On était en droit d’espérer un peu mieux et Sarkozy nous avait habitués à plus de combativité et surtout à plus d’imagination. On a l’impression soudain qu’il a perdu la main.

Après la claque retentissante des régionales, il avait le choix entre deux attitudes.
Ou il ne bougeait pas d’un cil en répétant que ce scrutin concernait les régions, et elles seules, et que donc pas une seule seconde les Français n’avaient remis en cause sa gestion du pays, ses réformes et sa politique d’ouverture. C’est d’ailleurs ce qu’a essayé, dans un premier temps, de nous raconter tout son petit personnel, sur tous les écrans de télévision.

Ou il reconnaissait « sportivement » sa défaite, affirmait qu’il avait « entendu le message des électeurs » qui avaient –comme c’était leur droit le plus strict- profité de cette occasion pour manifester leur mécontentement et il annonçait un vaste chambardement gouvernemental tout en précisant, bien sûr, qu’il continuerait les réformes les plus indispensables jusqu’à la « pause » annoncée pour la seconde moitié de 2011.

On aurait alors pu imaginer –on les avait presque annoncés- un certain nombre de départs qui, les uns et les autres, auraient fait un plaisir évident à certaines catégories de Français particulièrement furieux en ce moment.

Les départs de Kouchner, Besson, Bockel, Fadela Amara, Mitterrand auraient calmé tous ceux que l’ouverture rend hystériques, tout en apaisant, pour le premier, ceux que désespère la déconfiture de notre politique étrangère et, pour le deuxième, ceux qui s’affolent des conséquences que pourraient avoir pour notre communauté nationale les dérives expérimentales du ministre de l’identité nationale.

Le départ de Roselyne Bachelot, héroïne de la calamiteuse gestion de la grippe A H1N1, aurait calmé le monde médical, celui de Michèle Alliot-Marie aurait fait plaisir au monde judiciaire, celui de Luc Chatel aurait ravi le monde enseignant, celui de Bruno Le Maire aurait comblé d’aise le monde agricole, etc.

C’aurait été une façon de prouver qu’à l’Elysée on avait vraiment su lire les résultats des régionales.
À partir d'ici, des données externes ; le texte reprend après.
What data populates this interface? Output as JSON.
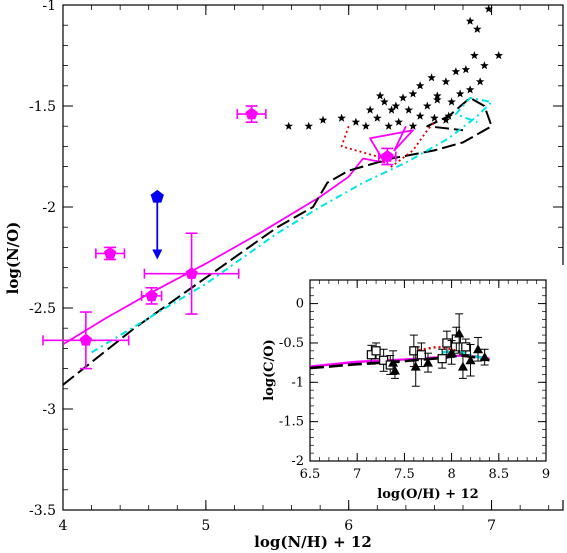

Car si ces élections ont exprimé un rejet général de Sarkozy lui-même, de sa frénésie de réformes à tout va et de sa politique d’ouverture, ces régionales ont aussi –et on ne l’a pas assez souligné- exprimé une somme de mécontentements « sectoriels » très vifs. Les agriculteurs sont désespérés, les salariés de l’industrie aussi, les enseignants sont furieux, les magistrats tout autant, les médecins aussi, idem pour les retraités et la liste pourrait s’allonger indéfiniment. Sans parler des jeunes qui ne peuvent guère être optimistes pour leur avenir. Tous ces gens ont, évidemment, voté contre les listes de l’UMP.

A part peut-être -et encore !- les bénéficiaires du fameux bouclier fiscal, on se demande qui en France, aujourd’hui, pourrait être content de son sort.
Mais Sarkozy n’a pas voulu donner le grand coup de balai qui aurait sans doute fait bien plaisir à beaucoup de monde. C’est bien connu, on ne change pas une équipe qui perd.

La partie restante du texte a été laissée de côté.